Aggie Village Apt., Logan, Utah, Minggu, 11 Oktober 2015

Go To America (4): Andreas dan Firda

Sore yang dingin, pukul 18.30. Saya janjian sama Andreas dan Firda untuk pergi ke public laundry yang ada di kompleks apartemen kami. Kebetulan kami, meski tidak berdekatan, berada dalam satu kompleks apartemen, yaitu Aggie Village. Saya di 28 H, dan Andreas bersama Firda di 16 J.

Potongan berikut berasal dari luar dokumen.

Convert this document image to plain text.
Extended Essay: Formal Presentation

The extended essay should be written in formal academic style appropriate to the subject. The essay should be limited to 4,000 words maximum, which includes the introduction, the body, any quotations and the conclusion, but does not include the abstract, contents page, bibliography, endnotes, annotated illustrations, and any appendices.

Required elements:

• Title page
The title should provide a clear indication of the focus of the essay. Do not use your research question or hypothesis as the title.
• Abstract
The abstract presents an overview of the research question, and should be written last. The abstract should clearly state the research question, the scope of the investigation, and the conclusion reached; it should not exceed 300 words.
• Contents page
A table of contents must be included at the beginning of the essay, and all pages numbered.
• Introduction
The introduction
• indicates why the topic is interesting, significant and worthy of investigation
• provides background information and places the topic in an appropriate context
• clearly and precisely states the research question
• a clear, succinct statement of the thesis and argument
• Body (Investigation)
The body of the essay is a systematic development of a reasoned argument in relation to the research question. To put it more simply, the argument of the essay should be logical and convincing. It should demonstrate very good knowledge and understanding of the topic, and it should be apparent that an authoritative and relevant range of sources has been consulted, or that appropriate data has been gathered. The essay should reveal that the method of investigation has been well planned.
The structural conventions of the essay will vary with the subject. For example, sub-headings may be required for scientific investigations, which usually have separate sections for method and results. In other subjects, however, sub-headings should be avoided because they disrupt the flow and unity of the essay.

Andreas dan Firda adalah pasangan muda. Andreas, S1 dan S2-nya lulusan UI, jurusan Ilmu Komputer, sedang mengambil Ph.D di USU, dalam bidang Engineering Education. Ini adalah tahun ketiga dia di USU. Firda, isterinya, baru menyusul sekitar sebulan ini. Sekitar dua bulan yang lalu mereka menikah. Firda juga lulusan UI, jurusan Manajemen Rumah Sakit.

Di mata saya, kedua orang muda itu begitu baik. Dalam kondisi apa pun, mereka seperti siap menolong siapa saja. Tempo hari mereka datang ke apartemen kami, setelah sehari sebelumnya bertemu di rumah Pak Oenardi,  tiga hari setelah kedatangan kami. Tujuan mereka tentu saja bersilaturahim, dan mengajak kami untuk barbecue bersama teman-teman Indonesia yang ada di Logan dan sekitarnya, pada hari Sabtu. 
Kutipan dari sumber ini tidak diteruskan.